A functioning republic would respond to such incidents with transparent investigations, enforceable limits, body cameras and congressional scrutiny. It would not require citizens to accept the government’s account merely because the government has supplied one. Nor would it treat the president’s verbal instability as harmless entertainment when the agencies under him possess weapons, detention powers and broad executive authority.
Impeachment, of course, is a constitutional remedy for serious abuses of office, not a medical procedure for removing a president whom commentators consider irrational. But the near impossibility of meaningful congressional restraint reveals a deeper constitutional illness. Partisan loyalty has become so complete that legislators who would regard identical conduct by an opposing president as evidence of tyranny now describe it as leadership. The constitutional machinery remains in the building, polished and displayed behind glass, but few appear willing to switch it on.
Trump’s influence also extends beyond America’s borders. His administration has pressed NATO allies to raise defence spending dramatically, and the United States continues to occupy a central position in the alliance’s military capacity and strategic planning.
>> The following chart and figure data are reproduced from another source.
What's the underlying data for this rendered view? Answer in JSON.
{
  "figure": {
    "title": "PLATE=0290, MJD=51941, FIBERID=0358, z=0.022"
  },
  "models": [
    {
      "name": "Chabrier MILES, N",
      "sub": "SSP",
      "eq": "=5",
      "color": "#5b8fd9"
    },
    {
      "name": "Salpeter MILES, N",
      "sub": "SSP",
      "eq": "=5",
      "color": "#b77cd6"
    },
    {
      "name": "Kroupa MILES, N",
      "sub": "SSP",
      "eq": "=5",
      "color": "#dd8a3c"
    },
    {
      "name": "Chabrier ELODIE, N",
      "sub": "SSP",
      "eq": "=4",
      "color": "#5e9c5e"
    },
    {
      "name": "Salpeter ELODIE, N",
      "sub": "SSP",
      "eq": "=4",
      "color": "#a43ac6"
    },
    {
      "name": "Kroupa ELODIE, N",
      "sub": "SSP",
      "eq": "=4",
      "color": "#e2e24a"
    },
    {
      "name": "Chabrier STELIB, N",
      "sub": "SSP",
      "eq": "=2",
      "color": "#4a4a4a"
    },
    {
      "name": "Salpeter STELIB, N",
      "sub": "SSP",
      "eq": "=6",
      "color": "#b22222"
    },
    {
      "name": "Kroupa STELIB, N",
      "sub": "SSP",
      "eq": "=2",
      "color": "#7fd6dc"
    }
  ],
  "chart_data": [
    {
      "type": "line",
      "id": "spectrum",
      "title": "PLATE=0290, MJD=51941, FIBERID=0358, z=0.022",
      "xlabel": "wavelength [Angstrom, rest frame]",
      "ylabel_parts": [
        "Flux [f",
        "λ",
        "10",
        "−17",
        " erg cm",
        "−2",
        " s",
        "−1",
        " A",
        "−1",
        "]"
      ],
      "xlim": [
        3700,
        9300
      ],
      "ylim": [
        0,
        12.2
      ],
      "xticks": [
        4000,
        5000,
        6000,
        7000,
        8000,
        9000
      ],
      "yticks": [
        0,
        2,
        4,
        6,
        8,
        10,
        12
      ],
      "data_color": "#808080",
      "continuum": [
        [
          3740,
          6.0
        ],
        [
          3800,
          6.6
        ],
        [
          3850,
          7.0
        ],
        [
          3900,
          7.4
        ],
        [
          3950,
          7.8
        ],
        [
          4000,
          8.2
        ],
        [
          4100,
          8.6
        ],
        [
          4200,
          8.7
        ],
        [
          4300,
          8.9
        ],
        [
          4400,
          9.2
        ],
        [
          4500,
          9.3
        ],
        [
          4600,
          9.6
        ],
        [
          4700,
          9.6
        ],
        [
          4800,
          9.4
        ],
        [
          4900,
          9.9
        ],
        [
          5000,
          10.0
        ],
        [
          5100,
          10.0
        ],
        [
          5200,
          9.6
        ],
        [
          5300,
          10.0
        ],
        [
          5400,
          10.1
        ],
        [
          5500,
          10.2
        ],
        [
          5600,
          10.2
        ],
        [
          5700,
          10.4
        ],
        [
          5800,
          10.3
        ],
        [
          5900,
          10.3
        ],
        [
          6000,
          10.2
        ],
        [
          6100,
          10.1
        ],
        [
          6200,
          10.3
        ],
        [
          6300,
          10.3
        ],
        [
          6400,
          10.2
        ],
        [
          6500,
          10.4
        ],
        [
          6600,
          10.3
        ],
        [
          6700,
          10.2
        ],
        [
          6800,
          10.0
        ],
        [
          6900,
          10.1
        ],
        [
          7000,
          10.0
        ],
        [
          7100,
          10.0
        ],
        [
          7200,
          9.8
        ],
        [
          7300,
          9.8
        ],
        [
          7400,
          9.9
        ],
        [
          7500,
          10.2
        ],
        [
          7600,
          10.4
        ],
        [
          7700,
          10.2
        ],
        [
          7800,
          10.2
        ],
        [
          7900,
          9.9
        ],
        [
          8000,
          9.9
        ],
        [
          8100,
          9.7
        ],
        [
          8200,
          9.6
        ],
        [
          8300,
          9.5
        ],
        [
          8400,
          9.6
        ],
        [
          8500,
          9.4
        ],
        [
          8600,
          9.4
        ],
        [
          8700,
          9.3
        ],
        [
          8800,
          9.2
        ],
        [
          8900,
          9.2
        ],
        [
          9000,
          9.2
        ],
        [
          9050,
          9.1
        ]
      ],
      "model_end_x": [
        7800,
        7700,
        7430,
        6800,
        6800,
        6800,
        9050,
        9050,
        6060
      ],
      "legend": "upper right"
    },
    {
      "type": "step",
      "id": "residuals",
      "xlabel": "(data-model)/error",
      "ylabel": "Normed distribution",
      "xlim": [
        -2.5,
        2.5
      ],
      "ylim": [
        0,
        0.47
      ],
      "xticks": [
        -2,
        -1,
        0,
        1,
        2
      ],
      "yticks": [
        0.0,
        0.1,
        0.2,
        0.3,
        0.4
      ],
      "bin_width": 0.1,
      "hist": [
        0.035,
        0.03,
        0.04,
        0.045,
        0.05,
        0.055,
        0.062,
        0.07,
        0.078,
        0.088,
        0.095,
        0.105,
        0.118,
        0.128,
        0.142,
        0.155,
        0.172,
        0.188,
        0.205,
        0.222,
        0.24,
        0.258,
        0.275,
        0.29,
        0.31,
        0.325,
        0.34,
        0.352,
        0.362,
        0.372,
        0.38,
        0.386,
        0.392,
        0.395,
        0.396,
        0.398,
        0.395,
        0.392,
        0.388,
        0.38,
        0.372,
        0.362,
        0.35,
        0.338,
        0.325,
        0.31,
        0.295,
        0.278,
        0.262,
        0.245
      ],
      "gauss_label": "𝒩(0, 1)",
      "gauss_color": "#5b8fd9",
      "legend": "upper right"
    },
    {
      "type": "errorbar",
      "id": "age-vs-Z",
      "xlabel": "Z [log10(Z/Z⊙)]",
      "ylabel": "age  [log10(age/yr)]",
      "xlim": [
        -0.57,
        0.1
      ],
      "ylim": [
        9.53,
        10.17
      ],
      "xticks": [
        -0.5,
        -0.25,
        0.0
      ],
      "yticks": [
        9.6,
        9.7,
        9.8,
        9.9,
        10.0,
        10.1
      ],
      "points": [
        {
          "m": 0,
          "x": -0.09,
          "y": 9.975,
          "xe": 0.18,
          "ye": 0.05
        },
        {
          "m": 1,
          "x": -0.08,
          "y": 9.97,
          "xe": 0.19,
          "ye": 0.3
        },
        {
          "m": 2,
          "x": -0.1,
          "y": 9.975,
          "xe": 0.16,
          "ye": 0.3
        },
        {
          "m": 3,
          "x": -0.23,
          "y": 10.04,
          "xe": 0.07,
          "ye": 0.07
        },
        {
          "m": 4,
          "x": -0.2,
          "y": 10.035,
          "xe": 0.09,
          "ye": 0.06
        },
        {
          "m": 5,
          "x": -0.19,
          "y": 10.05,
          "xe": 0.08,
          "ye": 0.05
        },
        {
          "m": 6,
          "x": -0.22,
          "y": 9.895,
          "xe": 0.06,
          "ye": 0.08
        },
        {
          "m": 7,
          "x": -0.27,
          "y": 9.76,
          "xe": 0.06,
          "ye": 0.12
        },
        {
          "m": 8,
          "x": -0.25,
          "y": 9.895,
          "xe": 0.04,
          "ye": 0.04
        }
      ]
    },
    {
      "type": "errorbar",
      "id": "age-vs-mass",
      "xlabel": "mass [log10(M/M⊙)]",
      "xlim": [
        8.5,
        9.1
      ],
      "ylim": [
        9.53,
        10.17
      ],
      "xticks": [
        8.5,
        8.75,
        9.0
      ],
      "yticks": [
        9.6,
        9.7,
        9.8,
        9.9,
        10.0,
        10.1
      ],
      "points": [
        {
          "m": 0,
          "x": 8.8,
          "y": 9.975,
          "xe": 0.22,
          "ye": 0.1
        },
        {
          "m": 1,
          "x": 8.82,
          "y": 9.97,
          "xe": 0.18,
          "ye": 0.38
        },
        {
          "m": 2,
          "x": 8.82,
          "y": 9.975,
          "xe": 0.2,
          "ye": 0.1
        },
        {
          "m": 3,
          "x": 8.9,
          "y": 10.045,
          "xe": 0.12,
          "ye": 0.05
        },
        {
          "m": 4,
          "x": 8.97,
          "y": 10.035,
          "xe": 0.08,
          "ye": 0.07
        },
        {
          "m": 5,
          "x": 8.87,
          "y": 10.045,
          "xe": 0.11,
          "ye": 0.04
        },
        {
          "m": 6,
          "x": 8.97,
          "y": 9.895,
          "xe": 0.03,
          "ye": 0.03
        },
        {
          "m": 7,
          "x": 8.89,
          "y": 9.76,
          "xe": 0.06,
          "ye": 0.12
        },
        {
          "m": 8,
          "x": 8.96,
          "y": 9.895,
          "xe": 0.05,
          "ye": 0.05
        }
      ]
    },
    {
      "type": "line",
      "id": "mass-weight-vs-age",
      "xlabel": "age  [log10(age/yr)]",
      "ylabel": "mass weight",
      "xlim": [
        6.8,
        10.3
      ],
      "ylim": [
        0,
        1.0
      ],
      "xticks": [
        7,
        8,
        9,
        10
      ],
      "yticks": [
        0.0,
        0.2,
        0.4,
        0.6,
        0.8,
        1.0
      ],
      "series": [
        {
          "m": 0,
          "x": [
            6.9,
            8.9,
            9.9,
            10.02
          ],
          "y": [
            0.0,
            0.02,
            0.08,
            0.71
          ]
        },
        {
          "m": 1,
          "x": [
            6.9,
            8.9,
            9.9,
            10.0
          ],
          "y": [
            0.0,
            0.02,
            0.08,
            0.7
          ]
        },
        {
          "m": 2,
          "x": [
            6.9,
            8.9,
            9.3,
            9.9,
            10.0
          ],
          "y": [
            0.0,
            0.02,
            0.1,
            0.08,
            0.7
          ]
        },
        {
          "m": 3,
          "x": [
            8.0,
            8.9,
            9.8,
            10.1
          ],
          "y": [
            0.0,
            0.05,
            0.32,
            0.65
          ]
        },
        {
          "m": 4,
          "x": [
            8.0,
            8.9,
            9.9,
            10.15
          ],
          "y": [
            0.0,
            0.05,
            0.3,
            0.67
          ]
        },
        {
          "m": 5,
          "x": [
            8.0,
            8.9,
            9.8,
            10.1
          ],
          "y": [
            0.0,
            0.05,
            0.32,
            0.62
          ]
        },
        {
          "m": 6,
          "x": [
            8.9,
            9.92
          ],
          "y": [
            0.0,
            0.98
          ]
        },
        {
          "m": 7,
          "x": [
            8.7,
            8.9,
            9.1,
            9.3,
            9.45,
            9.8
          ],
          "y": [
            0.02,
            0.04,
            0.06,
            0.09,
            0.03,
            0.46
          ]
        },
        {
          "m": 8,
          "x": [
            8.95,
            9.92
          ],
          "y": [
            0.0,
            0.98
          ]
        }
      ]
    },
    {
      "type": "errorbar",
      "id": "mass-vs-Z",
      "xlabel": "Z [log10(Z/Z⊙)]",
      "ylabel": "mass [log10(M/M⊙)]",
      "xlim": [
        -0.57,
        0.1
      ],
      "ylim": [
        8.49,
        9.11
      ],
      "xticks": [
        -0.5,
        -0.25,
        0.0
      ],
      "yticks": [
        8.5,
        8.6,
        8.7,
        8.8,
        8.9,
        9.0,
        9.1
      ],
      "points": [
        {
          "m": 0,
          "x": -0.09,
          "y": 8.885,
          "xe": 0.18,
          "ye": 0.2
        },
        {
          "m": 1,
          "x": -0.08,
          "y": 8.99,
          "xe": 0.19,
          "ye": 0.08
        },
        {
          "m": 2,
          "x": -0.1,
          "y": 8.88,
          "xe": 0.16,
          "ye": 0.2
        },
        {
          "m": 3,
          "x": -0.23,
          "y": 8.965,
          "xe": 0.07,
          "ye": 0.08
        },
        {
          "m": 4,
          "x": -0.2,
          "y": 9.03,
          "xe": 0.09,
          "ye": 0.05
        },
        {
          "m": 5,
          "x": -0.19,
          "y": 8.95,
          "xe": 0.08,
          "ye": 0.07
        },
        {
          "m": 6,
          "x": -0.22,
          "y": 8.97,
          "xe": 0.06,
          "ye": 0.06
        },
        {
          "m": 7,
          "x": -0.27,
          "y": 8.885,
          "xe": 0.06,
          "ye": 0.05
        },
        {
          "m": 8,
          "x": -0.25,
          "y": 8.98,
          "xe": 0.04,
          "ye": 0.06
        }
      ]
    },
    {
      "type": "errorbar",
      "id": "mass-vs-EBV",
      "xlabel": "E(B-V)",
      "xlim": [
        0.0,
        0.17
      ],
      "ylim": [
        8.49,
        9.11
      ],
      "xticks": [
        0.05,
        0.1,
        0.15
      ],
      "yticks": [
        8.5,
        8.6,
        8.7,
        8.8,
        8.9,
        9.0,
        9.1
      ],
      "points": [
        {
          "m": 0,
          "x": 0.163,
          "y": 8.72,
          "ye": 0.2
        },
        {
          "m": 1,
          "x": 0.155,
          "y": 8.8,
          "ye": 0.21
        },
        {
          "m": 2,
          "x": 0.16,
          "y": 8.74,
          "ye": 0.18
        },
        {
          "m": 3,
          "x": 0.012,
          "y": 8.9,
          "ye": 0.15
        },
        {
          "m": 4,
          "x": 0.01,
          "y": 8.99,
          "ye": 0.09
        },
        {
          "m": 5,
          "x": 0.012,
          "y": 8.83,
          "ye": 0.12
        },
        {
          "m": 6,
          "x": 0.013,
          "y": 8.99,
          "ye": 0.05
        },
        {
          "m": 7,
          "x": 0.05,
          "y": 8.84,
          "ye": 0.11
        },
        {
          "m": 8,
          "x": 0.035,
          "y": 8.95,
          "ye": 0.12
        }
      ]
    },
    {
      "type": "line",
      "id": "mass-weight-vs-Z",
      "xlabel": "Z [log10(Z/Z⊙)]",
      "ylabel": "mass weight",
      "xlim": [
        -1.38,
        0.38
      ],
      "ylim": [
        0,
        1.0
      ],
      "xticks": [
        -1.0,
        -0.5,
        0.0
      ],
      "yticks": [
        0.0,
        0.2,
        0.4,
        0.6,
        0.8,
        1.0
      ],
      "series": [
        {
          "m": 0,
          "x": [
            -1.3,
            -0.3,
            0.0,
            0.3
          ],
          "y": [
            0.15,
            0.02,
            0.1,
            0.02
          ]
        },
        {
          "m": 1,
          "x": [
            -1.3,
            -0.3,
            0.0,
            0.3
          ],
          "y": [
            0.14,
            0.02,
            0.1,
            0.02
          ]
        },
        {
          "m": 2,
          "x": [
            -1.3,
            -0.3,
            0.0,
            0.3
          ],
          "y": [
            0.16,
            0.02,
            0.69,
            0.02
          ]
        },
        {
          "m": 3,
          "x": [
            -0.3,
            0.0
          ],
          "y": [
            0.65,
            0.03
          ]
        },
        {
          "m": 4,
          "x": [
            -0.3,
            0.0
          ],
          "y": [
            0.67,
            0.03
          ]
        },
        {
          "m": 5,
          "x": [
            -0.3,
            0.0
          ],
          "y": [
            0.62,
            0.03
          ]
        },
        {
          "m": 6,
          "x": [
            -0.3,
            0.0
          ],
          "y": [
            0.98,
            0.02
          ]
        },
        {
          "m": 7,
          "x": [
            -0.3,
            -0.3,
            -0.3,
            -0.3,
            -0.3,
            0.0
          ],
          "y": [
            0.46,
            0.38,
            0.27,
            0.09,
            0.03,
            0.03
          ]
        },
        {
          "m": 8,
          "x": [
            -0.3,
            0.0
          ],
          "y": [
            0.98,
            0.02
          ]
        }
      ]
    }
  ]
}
Decisions made in Washington therefore impose risks not only on American voters but also on allies whose security policies, economies and military commitments may be transformed by presidential improvisation.
That is why the usual indulgence—“Trump says many things; do not take every word literally”—is no longer adequate. When a private citizen says the Strait of Hormuz should charge 20 per cent admission, he has produced an eccentric social-media post. When the President of the United States says it, admirals, diplomats, insurers, shipping companies and foreign governments must determine whether it is a joke, an order, a negotiating tactic or the first announcement of a policy whose legal basis nobody has yet invented.
The danger is not simply that Trump may be confused. It is that the American state has trained itself to convert his confusion into policy.
A president announces war, then peace, then war again. He announces free passage, then a 20 per cent toll. His officials explain that every contradiction demonstrates strength. His party prevents effective scrutiny. His armed agencies act with lethal authority while accountability struggles to keep pace.
And the world is expected to call this stability.
Perhaps the United States truly has become the guardian angel of the Strait of Hormuz. But this particular angel appears to be carrying a credit-card terminal in one hand, a missile-launch code in the other, and no clear memory of what he announced last week.